Membaca Luka Arung Palakka

Diposting oleh Pondok Mahalona 0 komentar

Judul: Warisan Arung Palakka: Sejarah Sulawesi Selatan Abad Ke-17
Judul Asli: The Heritage of Arung Palakka: A History of South Sulawesi (Celebes) Seventeenth Century
Penerbit: The Hague, Martinus Nijhoff, 1981, Verhandelingen KITLV, 91, 1981 KITLV, Leiden Netherland
Penulis: Leonard Y Andaya
Penerjemah: Nurhady Sirimorok
Penerbit: Ininnawa & Media Kajian Sulawesi, Makassar 2004,
Tebal: xxiv + 459 + 10 peta

ANDAYA mengarahkan perhatiannya kepada Arung Palakka sebagai wakil dari tema dan kepercayaan dasar yang sampai sekarang menguasai kehidupan orang Bugis/Makassar. Dari sanalah dia mencoba mencari akar sebab Arung Palakka rela bersekutu dengan VOC seraya memerangi saudaranya sendiri di Kerajaan Goa yang sedang jaya-jayanya sebagai salah satu kerajaan terkuat dan terbesar di Nusantara abad ke-17.

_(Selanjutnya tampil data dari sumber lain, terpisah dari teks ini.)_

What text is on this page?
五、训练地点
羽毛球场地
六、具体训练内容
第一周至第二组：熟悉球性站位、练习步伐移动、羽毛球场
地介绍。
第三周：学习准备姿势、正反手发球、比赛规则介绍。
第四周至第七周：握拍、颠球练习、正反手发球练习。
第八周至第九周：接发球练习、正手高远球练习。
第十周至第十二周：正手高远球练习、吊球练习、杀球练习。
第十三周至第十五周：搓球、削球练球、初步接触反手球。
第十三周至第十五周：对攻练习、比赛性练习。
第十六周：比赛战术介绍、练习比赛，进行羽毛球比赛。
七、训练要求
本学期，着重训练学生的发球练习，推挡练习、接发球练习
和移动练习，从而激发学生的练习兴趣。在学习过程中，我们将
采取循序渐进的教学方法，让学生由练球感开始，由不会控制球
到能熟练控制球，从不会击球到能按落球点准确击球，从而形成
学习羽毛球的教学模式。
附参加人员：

Jawaban persoalan itu, menuru Andaya, kurang tepat jika dicari dalam kerangka persaingan ekonomi di wilayah bagian barat laut Nusantara, antara Kerajaan Goa dan VOC, yang memuncak dalam Perang Makassar 1666-1669, sebagaimana diyakini para sarjana lokal dan mancanegara. Alasan pokok Arung Palakka bukanlah ekonomis-politis, tetapi panngadereng yang meliputi siri’’ (harga diri atau kehormatan dan rasa malu), pacce (perasaan sakit dan pedih atas penderitaan saudara sebangsa), dan sare (kepercayaan bahwa seseorang dapat memperbaiki atau memperjelek peruntungannya dalam hidup ini melalui tindakan orang itu sendiri).

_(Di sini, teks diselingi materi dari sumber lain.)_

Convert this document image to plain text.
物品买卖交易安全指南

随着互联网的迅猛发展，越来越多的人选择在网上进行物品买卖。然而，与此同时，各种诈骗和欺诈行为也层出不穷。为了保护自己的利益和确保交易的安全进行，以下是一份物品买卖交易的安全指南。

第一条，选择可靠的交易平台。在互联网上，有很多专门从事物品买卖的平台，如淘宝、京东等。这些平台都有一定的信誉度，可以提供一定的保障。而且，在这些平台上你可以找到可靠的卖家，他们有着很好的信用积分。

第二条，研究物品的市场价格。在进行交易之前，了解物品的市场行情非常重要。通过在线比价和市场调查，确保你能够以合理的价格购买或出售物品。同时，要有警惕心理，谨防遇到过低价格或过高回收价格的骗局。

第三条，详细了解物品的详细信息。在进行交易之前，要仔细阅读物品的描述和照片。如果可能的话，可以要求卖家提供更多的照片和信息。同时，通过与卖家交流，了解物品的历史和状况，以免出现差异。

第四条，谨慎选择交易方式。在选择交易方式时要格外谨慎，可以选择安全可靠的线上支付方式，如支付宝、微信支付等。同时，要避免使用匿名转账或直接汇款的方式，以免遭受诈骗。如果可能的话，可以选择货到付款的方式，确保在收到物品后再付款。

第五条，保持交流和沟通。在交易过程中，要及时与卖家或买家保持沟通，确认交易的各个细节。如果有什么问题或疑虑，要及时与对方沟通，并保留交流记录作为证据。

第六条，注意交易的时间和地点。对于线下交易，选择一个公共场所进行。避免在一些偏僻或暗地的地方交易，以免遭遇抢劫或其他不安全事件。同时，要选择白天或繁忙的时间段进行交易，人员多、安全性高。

Tanpa memahami ketiga ciri kultural yang memegang peranan sangat penting dalam sejarah Sulawesi Selatan saat itu, akan keruh selamanya menilai Arung Palakka. Lagi pula Andaya percaya diktum sejarawan JC van Leur bahwa masa lalu tidak ditulis untuk dinilai dengan nilai masa kini, dan oleh karena itu siri’, pacce, dan sare adalah bahan yang lebih baik dan adil dipakai untuk menilai dan mengevaluasi kejadian penting di abad itu, ketimbang standar masa kini. Demikianlah dia memasuki dan memberi sumbangan penting dalam polemik yang sampai kini masih berkembang di antara masyarakat Sulawesi Selatan tentang Arung Palakka yang tokoh sejati, pahlawan tulen bukan pengkhianat dan penindas.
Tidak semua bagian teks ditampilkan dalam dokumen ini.